The absence of any reference in the plea record to the State's probation recommendation being contingent on Coleman's good behavior leads us to conclude it was not a term of the agreement. See State v. Loye, 670 N.W.2d 141, 149 (Iowa 2003) (rejecting State's request to remand the case for the prosecutor to introduce documents allegedly executed by the defendant as part of her plea agreement). The assistant county attorney portrayed the plea agreement as “both parties to argue for probation.” Defense counsel confirmed that recitation of the agreement. The court repeated only those terms for the defendant during the plea colloquy: “Mr. Coleman, my understanding of the plea agreement is that if the court would accept a plea pursuant to North Carolina v. Alford, at the time of sentencing, the parties are going to recommend a suspended sentence and probation. Is that your understanding?” Coleman replied: “Yes.” Based on that understanding, Coleman entered his Alford plea.
The assistant county attorney at the plea hearing noted that one of his colleagues had prepared the trial information and engaged in plea discussions with Coleman. The assistant county attorney originally handling the case appeared at the sentencing hearing. This substitution in personnel may explain a less than thorough recitation of the agreement at the plea hearing, but it does not excuse the change of course at sentencing. Because a defendant relinquishes fundamental rights when accepting a plea agreement, “a prosecutor must take care to properly carry out all obligations and promises ... in good faith.” Bearse, 748 N.W.2d at 215. Even if the prosecutor breached the plea agreement inadvertently, the impact of the breach is not minimized. Santobello v. New York, 404 U.S. 257, 262 (1971).
We conclude the State breached its duty under the plea agreement on record by using Coleman's new charges as a basis to rescind its promise to recommend a suspended sentence.
B. Did Coleman Receive Effective Assistance of Counsel?
Because the State reneged on its promised sentencing recommendation, defense counsel had a duty to respond. “ ‘[O]nly by objecting could counsel ensure that the defendant received the benefit of the agreement.” ’ Bearse, 748 N.W.2d at 217 (quoting State v. Horness, 600 N.W.2d 294, 300 (Iowa 1999)).

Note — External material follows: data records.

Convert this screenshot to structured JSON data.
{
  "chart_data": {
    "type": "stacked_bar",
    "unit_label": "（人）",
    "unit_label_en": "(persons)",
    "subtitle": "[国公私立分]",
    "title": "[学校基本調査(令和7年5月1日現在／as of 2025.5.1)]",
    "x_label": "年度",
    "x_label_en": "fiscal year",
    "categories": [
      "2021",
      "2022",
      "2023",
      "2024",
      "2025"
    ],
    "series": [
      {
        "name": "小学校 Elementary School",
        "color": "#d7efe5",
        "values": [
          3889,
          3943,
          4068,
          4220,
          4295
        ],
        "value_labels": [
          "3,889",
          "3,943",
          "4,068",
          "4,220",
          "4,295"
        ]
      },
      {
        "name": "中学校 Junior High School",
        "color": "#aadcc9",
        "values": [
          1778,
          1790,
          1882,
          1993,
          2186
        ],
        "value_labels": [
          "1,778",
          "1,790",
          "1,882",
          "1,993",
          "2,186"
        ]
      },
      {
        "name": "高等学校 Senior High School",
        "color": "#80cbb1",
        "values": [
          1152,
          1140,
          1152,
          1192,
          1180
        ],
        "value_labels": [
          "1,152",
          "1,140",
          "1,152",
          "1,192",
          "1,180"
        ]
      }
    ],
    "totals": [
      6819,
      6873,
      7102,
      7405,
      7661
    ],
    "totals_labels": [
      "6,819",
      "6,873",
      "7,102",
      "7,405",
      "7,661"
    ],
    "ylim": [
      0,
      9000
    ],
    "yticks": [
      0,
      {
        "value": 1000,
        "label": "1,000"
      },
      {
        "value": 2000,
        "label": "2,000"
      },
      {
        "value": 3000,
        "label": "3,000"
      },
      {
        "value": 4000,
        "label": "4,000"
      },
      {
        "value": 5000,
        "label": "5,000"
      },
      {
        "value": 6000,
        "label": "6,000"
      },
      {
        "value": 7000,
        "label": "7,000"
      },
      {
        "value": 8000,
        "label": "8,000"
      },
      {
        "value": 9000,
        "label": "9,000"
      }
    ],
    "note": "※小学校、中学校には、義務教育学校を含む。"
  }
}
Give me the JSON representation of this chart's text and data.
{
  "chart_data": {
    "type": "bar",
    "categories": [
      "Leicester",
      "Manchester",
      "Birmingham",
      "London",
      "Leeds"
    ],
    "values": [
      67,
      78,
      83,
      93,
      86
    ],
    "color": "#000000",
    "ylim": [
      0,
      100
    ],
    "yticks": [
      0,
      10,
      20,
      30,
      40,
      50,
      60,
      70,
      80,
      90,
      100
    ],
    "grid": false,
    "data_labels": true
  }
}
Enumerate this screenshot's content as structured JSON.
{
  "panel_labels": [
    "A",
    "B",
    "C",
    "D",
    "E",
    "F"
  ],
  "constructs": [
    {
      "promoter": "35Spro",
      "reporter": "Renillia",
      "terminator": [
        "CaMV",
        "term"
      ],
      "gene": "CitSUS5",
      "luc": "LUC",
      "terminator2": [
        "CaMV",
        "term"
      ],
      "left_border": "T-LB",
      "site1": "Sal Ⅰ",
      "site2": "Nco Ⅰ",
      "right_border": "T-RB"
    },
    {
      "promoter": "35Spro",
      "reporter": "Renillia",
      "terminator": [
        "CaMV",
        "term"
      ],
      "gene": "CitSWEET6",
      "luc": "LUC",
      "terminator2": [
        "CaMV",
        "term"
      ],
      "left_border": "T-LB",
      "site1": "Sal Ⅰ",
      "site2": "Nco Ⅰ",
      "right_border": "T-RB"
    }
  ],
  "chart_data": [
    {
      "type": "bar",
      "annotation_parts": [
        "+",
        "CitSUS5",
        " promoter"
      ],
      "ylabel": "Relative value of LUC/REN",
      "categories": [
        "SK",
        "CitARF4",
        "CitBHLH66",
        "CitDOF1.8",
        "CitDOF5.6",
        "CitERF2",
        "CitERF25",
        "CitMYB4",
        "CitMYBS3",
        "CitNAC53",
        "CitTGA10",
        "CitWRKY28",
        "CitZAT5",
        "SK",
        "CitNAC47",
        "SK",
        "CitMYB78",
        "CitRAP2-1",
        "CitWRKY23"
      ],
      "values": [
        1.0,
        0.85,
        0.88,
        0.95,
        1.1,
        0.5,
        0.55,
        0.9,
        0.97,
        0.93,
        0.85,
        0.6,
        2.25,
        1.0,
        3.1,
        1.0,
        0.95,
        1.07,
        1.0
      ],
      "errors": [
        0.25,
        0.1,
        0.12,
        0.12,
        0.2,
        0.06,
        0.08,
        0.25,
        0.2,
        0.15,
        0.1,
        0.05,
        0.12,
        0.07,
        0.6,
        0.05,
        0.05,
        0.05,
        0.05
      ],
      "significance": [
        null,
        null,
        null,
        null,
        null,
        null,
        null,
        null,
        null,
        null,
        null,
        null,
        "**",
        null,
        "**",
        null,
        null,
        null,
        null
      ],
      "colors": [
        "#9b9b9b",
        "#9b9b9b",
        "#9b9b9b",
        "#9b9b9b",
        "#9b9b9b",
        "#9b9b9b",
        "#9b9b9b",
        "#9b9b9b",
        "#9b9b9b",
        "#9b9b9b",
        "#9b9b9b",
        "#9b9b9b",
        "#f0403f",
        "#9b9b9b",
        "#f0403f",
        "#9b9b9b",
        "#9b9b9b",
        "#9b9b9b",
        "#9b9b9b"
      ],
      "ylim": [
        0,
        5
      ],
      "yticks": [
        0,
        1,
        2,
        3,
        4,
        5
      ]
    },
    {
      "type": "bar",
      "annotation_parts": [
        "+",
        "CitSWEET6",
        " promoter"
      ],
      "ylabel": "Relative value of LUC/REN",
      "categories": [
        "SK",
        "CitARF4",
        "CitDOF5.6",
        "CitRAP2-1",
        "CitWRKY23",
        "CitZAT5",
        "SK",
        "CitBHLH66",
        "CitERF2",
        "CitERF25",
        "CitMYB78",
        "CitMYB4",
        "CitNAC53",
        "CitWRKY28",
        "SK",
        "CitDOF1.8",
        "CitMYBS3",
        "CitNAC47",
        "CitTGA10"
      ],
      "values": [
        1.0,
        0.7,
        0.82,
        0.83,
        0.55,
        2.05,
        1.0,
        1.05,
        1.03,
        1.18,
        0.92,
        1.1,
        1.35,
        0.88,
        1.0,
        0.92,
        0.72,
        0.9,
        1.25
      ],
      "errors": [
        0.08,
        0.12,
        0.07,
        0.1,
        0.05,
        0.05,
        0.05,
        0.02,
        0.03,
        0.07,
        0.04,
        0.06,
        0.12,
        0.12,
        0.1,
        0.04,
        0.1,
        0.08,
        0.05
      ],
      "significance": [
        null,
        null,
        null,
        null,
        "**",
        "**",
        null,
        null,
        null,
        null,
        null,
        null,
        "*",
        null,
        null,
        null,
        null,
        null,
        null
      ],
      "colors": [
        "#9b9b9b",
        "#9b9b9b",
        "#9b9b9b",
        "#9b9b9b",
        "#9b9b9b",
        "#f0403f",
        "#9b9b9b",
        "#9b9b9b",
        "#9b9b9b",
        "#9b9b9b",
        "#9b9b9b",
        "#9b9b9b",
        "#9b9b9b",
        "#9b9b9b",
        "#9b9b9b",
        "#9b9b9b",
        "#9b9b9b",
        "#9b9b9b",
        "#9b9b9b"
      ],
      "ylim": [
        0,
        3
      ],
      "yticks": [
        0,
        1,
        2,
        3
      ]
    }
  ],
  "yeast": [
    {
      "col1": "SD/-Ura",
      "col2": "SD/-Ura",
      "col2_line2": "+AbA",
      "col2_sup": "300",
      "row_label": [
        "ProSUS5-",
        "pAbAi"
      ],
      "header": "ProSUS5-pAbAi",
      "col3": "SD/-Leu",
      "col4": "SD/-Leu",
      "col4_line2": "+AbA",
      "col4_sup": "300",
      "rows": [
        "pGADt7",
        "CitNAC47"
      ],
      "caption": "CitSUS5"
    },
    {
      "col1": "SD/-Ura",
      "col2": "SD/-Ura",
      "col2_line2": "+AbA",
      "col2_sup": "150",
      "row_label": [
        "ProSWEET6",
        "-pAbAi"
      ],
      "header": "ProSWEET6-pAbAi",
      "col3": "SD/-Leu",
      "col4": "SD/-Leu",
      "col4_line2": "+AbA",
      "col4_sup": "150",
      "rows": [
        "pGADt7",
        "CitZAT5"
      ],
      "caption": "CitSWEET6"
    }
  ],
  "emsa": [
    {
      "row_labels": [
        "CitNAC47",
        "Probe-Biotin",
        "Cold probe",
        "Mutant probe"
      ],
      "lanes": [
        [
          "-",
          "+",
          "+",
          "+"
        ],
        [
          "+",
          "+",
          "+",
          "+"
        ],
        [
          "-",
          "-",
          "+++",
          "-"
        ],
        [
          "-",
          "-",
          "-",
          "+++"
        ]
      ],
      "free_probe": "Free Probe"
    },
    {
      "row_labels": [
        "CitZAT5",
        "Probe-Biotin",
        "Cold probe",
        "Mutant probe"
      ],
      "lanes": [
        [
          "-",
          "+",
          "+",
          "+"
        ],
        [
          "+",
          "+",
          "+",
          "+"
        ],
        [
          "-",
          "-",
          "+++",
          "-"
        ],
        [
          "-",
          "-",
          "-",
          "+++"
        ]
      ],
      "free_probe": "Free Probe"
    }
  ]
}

Counsel's failure to alert the district court to the State's breach of the plea agreement deprived that court of the opportunity to remedy the error, resulting in prejudice to Coleman. See Horness, 600 N.W.2d at 301. Coleman therefore has demonstrated his counsel rendered ineffective assistance; there is no need to preserve the issue for a possible postconviction relief proceeding.
Accordingly, we vacate the sentence and remand for resentencing before a different district court judge. At the resentencing, the State shall abide by the plea agreement, as it was recited on the record at the plea hearing. We do not suggest what the appropriate sentence should be. See State v. Black, 324 N.W.2d 313, 316 (Iowa 1982).
SENTENCE VACATED AND CASE REMANDED FOR RESENTENCING.